Jahanbin Kia, Rahmanian Fereshte, Rahmanian Vahid, Jahromi Abdolreza Sotoodeh
Research Center for social determinants of health, Jahrom University of Medical Sciences, Jahrom, Iran.
Zoonoses Research Center, Jahrom University of Medical Sciences, Jahrom, Iran.
GMS Hyg Infect Control. 2019 Dec 2;14:Doc19. doi: 10.3205/dgkh000334. eCollection 2019.
With the advancements of communication technology and growing access to social networks, these networks now play an important role in the dissemination of information and news without going through the time-consuming channels of official news networks. Analysis of social networking data is a new, interesting branch of text mining science. This study aimed to develop a text mining technique for extracting information about infectious diseases from tweets and news on social media. A method called "Fuzzy Algorithm for Extraction, Monitoring, and Classification of Infectious Diseases" (FAEMC-ID) was developed by the use of fuzzy modeling of the Takagi-Sugeno-Kang type. In addition to the real-time classification, the method is able to update its vocabulary for new keywords and visualize the classified data on the world map to mark the high risk areas. As an example, the monitoring was performed for measles-related news items over a 183-hour period from 01/03/2019 (01:00 am) to 08/03/2019 (12:00 pm), which were related to 2,870 tweets from 2,556 users. This monitoring showed that the number of tweets posted from each region ranged from 1 to 47, with the highest number, 47 tweets, belonging to Canada. The origins of most measles-related news were in the Americas and Europe, and they were mostly from the United States and Canada. The performance analysis of the developed method in comparison with other algorithms in the literature demonstrated the excellent precision of the method with a recall ratio of 88.41% and the high inter-correlation of data in each class. The proposed algorithm can also be used in the development of more effective monitoring and tracking systems for other human and even animal health hazards.
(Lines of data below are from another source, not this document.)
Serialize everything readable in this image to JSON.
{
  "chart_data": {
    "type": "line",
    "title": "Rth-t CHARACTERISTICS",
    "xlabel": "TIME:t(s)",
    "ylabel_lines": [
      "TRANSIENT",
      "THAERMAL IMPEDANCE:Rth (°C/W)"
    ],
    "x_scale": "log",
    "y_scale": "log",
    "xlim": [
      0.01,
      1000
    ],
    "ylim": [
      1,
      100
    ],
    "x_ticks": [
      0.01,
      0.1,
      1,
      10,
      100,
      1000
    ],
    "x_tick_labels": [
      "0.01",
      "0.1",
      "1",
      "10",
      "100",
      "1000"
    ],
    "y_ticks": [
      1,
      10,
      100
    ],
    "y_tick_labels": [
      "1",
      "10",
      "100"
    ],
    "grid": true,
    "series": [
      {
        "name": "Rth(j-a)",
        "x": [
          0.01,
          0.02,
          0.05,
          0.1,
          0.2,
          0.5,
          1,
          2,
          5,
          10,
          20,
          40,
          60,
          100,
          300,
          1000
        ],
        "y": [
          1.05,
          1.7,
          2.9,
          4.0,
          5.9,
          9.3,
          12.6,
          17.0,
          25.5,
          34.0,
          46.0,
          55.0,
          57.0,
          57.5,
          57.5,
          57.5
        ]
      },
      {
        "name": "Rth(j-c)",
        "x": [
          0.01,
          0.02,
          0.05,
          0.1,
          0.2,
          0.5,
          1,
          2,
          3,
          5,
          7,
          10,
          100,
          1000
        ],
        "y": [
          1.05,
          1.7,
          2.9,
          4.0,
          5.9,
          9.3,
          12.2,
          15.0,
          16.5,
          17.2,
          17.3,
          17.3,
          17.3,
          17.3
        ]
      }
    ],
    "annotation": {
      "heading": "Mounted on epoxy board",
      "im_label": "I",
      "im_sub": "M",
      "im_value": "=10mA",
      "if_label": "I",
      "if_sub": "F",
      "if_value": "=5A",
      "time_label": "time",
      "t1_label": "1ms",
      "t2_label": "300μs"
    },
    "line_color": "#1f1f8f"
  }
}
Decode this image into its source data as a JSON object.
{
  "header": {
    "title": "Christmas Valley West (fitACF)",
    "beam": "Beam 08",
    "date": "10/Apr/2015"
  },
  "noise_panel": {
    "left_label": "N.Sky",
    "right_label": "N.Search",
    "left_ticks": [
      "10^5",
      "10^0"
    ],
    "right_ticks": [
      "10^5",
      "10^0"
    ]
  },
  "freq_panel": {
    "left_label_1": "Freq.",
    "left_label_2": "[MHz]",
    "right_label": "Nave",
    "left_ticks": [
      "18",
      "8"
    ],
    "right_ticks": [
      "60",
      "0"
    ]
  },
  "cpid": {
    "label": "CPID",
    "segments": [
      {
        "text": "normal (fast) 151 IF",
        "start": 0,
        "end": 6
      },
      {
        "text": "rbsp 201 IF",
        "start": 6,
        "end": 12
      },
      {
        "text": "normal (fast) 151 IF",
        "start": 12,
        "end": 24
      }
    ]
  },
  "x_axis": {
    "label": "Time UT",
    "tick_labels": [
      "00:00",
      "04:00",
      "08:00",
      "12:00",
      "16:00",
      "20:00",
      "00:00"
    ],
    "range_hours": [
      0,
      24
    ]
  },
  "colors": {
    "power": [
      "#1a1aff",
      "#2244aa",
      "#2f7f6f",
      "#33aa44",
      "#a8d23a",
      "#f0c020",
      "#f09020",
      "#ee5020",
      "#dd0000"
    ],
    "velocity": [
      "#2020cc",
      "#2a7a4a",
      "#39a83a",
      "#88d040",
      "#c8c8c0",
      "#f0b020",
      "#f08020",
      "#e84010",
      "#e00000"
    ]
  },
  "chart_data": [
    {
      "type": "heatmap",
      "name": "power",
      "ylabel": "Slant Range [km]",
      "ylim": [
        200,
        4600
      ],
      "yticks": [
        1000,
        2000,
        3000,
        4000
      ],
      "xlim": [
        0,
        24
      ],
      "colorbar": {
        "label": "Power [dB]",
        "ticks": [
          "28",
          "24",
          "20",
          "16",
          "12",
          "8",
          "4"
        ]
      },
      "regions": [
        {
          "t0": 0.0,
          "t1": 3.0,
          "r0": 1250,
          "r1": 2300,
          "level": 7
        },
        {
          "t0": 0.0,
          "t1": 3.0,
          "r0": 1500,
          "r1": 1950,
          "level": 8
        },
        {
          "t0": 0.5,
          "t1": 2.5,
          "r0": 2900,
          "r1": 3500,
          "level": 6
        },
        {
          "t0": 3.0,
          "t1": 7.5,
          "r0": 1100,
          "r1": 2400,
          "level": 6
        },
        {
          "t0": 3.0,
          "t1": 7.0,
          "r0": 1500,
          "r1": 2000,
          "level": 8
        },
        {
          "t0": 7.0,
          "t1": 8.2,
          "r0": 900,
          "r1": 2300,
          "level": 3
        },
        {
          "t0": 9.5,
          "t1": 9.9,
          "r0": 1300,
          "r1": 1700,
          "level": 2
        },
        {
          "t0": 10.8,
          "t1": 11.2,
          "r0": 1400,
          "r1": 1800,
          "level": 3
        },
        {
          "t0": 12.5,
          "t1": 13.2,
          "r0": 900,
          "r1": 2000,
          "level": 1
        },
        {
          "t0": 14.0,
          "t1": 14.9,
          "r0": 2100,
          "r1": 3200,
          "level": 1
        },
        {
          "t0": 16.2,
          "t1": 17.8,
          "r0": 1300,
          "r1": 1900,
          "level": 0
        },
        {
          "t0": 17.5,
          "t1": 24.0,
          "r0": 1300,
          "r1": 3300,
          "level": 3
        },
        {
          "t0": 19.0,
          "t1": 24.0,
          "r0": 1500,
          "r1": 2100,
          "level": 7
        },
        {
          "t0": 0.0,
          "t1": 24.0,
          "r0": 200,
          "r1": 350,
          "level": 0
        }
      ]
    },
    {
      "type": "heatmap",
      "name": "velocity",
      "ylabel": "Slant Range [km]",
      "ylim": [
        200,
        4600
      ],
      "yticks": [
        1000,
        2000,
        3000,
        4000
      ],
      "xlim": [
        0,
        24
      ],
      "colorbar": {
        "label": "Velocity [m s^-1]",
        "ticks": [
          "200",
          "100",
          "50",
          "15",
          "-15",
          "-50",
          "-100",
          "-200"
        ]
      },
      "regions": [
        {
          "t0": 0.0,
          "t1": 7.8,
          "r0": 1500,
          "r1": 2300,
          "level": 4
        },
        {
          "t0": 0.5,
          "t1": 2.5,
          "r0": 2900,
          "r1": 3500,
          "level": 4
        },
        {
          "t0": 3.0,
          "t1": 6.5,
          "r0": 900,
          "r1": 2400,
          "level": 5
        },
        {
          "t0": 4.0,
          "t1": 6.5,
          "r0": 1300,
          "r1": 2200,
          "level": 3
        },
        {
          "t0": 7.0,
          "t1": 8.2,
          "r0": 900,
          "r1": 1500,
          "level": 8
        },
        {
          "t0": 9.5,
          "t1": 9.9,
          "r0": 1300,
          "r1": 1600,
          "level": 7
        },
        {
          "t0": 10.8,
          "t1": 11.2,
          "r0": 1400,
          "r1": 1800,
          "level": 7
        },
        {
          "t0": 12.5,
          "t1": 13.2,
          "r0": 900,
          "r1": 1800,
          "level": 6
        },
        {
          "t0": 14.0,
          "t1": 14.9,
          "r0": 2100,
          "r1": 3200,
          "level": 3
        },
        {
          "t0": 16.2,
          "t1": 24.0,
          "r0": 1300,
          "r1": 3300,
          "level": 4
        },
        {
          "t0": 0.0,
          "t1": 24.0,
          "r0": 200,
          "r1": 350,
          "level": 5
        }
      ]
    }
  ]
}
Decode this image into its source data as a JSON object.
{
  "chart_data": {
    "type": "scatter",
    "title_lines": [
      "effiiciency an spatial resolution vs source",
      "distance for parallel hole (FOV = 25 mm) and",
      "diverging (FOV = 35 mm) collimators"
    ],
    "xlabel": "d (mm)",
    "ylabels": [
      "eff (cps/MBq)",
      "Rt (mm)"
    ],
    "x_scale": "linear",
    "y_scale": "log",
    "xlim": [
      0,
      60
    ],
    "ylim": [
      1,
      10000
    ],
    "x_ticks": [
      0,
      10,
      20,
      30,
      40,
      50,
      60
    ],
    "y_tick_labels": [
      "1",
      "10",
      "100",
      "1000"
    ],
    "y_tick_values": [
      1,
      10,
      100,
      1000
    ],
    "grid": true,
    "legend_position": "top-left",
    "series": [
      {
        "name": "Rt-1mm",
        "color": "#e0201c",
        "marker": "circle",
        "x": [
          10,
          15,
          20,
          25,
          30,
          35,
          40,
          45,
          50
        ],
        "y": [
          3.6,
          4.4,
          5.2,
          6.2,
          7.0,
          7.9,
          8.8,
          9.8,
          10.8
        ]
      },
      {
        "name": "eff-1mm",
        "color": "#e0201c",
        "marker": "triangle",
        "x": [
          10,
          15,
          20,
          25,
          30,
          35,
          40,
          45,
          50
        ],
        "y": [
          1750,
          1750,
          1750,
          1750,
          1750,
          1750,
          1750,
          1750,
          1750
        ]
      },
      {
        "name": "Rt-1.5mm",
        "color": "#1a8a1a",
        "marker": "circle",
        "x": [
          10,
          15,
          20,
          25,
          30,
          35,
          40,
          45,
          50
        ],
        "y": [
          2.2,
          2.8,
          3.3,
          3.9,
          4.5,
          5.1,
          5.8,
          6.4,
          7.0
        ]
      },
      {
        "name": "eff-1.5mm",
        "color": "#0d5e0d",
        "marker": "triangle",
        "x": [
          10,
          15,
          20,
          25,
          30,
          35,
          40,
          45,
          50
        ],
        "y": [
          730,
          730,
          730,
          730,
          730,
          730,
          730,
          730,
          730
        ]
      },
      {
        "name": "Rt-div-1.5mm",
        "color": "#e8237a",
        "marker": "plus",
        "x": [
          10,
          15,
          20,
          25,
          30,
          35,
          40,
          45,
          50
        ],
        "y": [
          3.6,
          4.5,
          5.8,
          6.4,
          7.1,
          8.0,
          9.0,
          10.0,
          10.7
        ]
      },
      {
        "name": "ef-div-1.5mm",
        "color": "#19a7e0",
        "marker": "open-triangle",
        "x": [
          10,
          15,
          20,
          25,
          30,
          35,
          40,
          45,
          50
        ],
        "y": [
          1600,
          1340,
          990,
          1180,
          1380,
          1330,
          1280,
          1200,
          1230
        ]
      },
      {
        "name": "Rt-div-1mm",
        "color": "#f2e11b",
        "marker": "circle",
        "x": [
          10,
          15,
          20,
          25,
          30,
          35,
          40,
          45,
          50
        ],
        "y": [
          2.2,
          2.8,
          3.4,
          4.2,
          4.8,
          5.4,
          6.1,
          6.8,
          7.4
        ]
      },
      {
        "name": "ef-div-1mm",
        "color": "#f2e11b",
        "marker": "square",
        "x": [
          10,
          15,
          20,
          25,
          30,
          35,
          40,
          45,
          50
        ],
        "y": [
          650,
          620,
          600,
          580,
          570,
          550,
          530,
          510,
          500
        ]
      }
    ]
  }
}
随着通信技术的进步以及社交网络接入的增加,这些网络如今在信息和新闻传播中发挥着重要作用,无需通过官方新闻网络耗时的渠道。社交网络数据分析是文本挖掘科学中一个新的、有趣的分支。本研究旨在开发一种文本挖掘技术,用于从社交媒体上的推文和新闻中提取传染病信息。通过使用高木-菅野-康类型的模糊建模,开发了一种名为“传染病提取、监测和分类模糊算法”(FAEMC-ID)的方法。除了实时分类外,该方法还能够更新其词汇表以包含新关键词,并在世界地图上可视化分类数据以标记高风险区域。例如,在2019年3月1日凌晨1点至2019年3月8日下午12点的183小时内,对与麻疹相关的新闻条目进行了监测,这些新闻与来自2556名用户的2870条推文相关。该监测表明,每个地区发布的推文数量从1条到47条不等,其中数量最多的47条推文来自加拿大。大多数与麻疹相关的新闻起源于美洲和欧洲,主要来自美国和加拿大。与文献中其他算法相比,所开发方法的性能分析表明该方法具有出色的精度,召回率为88.41%,且每个类别中的数据具有高度相关性。所提出的算法还可用于开发针对其他人类甚至动物健康危害的更有效的监测和跟踪系统。